The greatest of these sets of variations came from Ludwig van Beethoven, who reportedly scoffed when first presented with the tune. But he came back to it, and eventually wrote 33 wide-ranging takes on the Diabelli waltz. Along with J.S. Bach’s “Goldberg” Variations, Beethoven's “Diabelli Variations” are considered one of the greatest examples of endless inventiveness, as the variations build on one another, often referencing earlier bits and themes.
Two hundred years later, pianist Rudolf Buchbinder has commissioned a new set of variations from eleven different composers.

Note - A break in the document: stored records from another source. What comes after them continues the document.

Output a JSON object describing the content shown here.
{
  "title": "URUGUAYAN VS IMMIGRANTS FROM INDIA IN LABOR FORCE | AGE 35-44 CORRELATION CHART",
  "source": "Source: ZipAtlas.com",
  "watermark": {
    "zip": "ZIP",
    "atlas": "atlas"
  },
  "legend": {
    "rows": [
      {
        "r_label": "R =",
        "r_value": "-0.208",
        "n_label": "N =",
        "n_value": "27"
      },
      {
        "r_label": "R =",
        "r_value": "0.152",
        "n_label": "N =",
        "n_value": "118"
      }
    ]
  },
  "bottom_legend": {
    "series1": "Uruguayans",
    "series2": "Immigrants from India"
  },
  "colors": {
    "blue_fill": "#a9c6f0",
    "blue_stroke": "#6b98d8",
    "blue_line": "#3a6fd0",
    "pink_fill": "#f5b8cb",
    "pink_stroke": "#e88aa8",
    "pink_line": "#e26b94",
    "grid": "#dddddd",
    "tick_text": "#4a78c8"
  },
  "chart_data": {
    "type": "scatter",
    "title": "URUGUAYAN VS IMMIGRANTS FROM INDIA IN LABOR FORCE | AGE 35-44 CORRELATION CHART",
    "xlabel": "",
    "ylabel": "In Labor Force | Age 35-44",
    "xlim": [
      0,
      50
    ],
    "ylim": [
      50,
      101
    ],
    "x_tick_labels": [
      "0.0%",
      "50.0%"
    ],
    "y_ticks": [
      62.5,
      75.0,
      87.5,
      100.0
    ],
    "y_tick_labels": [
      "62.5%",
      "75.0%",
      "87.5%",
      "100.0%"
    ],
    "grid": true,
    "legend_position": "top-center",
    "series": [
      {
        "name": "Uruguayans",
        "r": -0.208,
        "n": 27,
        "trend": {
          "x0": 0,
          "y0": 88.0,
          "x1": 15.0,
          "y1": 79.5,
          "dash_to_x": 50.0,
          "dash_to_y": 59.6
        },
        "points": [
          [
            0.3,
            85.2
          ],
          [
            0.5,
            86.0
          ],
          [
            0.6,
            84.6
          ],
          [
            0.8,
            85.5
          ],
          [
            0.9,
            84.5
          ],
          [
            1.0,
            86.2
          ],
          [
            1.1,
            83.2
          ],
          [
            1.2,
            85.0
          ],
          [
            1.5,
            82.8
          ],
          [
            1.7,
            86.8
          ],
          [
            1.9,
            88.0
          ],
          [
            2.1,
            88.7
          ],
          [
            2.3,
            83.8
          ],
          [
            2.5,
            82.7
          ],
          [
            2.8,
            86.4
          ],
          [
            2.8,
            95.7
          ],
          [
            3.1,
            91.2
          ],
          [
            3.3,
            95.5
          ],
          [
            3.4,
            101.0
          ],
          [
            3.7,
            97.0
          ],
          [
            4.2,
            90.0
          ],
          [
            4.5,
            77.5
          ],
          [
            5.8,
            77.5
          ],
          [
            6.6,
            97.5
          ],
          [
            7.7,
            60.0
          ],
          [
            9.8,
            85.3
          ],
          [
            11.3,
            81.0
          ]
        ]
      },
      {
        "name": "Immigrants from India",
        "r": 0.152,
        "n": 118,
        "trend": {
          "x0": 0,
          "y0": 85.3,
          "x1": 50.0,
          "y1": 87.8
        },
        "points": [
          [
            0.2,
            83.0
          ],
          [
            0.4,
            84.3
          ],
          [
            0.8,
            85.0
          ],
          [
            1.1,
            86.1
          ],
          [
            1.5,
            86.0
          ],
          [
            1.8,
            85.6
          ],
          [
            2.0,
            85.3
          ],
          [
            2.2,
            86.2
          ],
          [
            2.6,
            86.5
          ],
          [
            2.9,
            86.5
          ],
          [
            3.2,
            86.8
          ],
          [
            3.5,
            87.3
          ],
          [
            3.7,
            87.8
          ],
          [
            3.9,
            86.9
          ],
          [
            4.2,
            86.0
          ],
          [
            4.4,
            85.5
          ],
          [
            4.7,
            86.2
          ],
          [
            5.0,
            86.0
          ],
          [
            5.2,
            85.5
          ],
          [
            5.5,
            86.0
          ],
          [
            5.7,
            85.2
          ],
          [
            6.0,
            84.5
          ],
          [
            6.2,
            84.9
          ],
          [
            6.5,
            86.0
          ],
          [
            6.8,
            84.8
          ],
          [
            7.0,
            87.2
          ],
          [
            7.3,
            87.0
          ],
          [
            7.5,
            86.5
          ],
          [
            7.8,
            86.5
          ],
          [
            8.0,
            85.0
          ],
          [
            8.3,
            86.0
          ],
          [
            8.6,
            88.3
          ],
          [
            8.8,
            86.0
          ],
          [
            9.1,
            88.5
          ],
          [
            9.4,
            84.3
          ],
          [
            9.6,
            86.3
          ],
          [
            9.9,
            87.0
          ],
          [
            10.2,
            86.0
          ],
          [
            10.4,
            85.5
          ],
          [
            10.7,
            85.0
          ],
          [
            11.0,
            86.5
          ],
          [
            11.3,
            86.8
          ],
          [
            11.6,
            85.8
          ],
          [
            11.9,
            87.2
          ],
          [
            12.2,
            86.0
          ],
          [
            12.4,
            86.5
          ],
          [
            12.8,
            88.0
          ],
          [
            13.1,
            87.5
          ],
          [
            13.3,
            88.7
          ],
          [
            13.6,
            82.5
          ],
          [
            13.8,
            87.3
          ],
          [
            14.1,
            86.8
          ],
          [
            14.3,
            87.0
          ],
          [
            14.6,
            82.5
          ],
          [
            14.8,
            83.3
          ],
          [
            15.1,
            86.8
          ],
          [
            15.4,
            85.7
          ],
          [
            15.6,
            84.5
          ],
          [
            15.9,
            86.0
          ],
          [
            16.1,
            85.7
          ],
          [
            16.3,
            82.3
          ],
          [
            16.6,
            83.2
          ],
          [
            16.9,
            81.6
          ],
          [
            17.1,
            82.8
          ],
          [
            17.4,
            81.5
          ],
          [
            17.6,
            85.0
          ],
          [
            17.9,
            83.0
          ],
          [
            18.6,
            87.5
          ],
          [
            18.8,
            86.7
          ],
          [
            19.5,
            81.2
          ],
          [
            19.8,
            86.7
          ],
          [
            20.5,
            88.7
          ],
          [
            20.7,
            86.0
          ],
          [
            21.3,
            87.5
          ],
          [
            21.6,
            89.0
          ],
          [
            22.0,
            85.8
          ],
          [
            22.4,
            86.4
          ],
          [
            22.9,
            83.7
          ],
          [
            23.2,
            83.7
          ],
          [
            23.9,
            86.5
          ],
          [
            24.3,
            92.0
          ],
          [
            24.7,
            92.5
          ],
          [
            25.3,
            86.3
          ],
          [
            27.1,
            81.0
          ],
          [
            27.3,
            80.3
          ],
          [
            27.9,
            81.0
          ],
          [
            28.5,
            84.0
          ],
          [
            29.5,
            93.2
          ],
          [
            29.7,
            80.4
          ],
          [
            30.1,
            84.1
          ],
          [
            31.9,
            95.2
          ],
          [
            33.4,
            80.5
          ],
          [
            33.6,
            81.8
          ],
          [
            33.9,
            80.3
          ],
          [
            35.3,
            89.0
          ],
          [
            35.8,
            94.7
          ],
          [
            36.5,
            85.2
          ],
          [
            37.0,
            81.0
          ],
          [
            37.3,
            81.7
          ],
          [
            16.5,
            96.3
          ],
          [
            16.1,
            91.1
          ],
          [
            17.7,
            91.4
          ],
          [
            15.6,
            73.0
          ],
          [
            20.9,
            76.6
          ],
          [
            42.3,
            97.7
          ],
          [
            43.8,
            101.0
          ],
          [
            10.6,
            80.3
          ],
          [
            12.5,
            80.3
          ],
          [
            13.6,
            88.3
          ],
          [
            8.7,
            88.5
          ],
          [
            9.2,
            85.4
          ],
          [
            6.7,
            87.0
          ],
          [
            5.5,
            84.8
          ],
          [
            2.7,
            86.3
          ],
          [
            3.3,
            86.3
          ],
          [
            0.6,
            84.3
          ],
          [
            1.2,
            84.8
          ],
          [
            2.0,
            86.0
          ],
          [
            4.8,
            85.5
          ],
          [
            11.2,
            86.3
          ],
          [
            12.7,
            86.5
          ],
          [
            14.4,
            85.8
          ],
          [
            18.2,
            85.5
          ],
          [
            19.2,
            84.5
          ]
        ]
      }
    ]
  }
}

All of them, including Beethoven’s monumental work and eight more variations from the Vaterländischer Künstlerverein (including music by Franz Schubert, Carl Czerny, and Franz Liszt) are included on a new two-disc set from Deutsche Grammophon, “The Diabelli Project.”
Buchbinder has recorded Beethoven’s variations before, but as the pianist explains in the album notes, today, he feels freer with his interpretations, and the result is a session that feels downright playful.
The “New Variations” range from total deconstruction of the waltz (Max Richter’s “Diabelli,” Tan Dun’s “Blue Orchid”), to jazzy showpieces like Christian Jost’s “Rock It, Rudi.” My favorite tracks include the latter, and others that playfully tease the original Diabelli melody, like Lera Auerbach’s “Diabellical Waltz” and “Verlust,” by Toshio Hosokawa. In his variation, Hosokawa stretches the Diabelli waltz’s rhythm and chord structure, adding neo-romantic flourishes up that pause for reflection every so often. The piece concludes with extreme low register chord clusters and solitary notes high on the keyboard that evoke the English translation of Hosokawa’s title, “loss.” The old adage proves true—“big things come from small beginnings,” and Diabelli’s little waltz, once allegedly referred to by Beethoven as a “cobbler’s patch” because of a repeating phrase used to patch up a key change in the middle, provides fertile ground for today’s artists.